On pourrait presque en faire l’hypothèse ironique : les mesures
antiterroristes sont tout au plus faites pour maintenir l’illusion que des
libertés existeraient encore. Exemple de cette confusion : « Quant à l’antiterrorisme, il faut vivre les
yeux fermés pour ne pas voir l’instrument politique de gouvernement qu’il
constitue depuis quinze ans, et plus notablement en France depuis les attentats
de janvier […] Comment en finir avec l’antiterrorisme comme mode de
gouvernement ? Et comment s’organiser afin de renverser l’ordre existant ? »

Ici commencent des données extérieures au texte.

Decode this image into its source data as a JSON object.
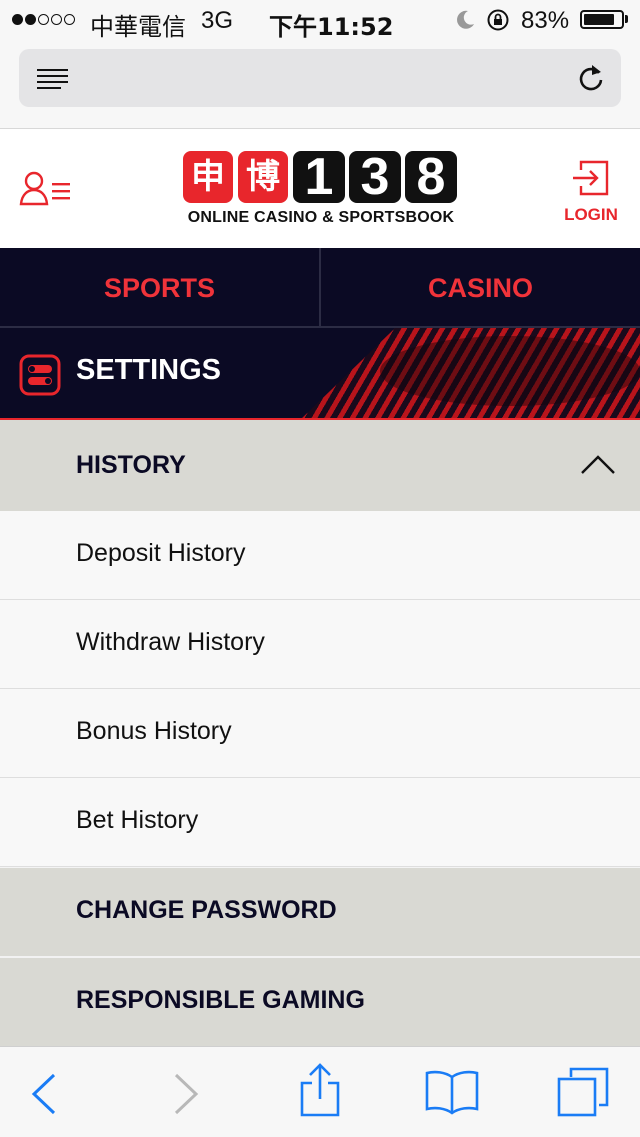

(Salon du livre politique, Paris, 2015, Présentation.) C’est sans doute là
parler fort et pour le plus grand nombre, mais c’est ne rien dire quant à ce qu’il
en est réellement. Car l’accent porté
sur l’antiterrorisme n’est pertinent qu’en partie, qui cherche à établir que l’état
a encore besoin de la terreur pour dominer. Ce qui ne constitue pas qu’une
méprise, mais une tromperie quant à la capacité de la domination à asservir
sans pour autant avoir besoin de terroriser. C’est le contraire même qui se
passe, où l’on voit que la domination est maintenant de force à « terroriser »
les états eux-mêmes. La Grèce vient d’en faire l’inévitable et amère
expérience, à qui les marchés ont rappelé qu’il n’y a que le capital qui
permette qu’on jouisse, mais qu’on n’en jouit qu’à ses conditions.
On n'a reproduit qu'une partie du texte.